The beam seemed sourceless, as if it had wandered through windows and mirrors and prisms of ice before it found us. We entered into a strange maze of cracks and chasms in a world of palely gleaming walls. Sometimes our way was narrow and sometimes broad. The floor under our feet was never level. Sometimes it seemed we walked in a sharp crack in the ice that had happened yesterday and sometimes it looked as if melting water had slowly sculpted the wandering path we followed. When we came to ways where the passage branched, we always tried to choose the larger way. Often enough, it narrowed shortly after we had made our choice. I did not say to the Fool what I feared; we followed random crackings in the ice of the glacier. There was no reason to expect that any of them led to anything.

The first signs I saw that others had passed this way were subtle. I thought I tricked myself into hope; there seemed to be a scattering of sand where the floor of the passageway was slick. Then, that perhaps the walls had been squared off. My nose caught the scent first: fresh human excrement. In the same instant I was sure of it, the Fool said, “It looks as if steps have been cut into the floor ahead of us.”

I nodded. We were definitely ascending, and broad shallow steps had been cut in the icy floor. A dozen steps later, we passed a chamber cut into the ice to our right. A natural fissure had been enlarged into a waste pit, a place to throw rubbish and dump chamber pots.

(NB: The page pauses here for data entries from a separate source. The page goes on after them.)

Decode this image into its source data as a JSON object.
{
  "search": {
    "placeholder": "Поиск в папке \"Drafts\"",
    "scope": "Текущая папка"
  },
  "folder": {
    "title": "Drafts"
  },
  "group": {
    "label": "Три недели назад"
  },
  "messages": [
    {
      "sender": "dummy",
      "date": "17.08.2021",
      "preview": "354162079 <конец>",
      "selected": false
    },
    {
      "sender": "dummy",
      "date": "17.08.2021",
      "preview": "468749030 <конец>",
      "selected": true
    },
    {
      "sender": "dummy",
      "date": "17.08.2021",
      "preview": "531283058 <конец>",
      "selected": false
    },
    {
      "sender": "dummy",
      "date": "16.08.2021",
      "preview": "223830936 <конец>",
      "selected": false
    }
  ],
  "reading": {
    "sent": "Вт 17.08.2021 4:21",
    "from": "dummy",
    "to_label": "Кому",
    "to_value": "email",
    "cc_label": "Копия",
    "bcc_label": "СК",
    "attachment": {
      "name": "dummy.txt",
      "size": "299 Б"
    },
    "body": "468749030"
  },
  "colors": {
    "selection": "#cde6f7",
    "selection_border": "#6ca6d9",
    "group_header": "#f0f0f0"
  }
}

And a grave for the ignominious dead. I saw a naked foot, obscenely pale and bony, projecting from the midden. Another body sprawled facedown upon it, ribs showing through tattered rags. Only the cold made the stench bearable. I halted and asked the Fool in a whisper, “Do you think we should go on?”

“It is the only path,” he said tremulously. “We have to follow it.”

He stared and stared at the discarded body. He was shaking again. “Are you still cold?” I asked. The passages we were in seemed slightly warmer to me than when we had been in darkness. Light seemed to come from within them.

He gave me a ghastly smile. “I’m scared.” He closed his eyes for an instant, squeezing unshed tears onto his golden lashes. Then, “On we go,” he said more firmly. He stepped past me to take the lead and I followed him, full of dread.

Whoever was responsible for dumping the slops and chamber pots was a careless fellow. Splotches and splashes marred the icy walls and mottled the ice underfoot. The farther we went, the more obviously man-made or at least hand-modified the passages became. The source of the blue light was revealed when we passed an exposed pale globe that was anchored to the wall overhead. It was larger than a pumpkin, and gave off light but not heat. I halted, staring up at it. Then, as I reached toward it with curious fingers, the Fool caught at my cuff and dragged my hand back down. He shook his head in silent warning. “What is it?” I asked in a whisper.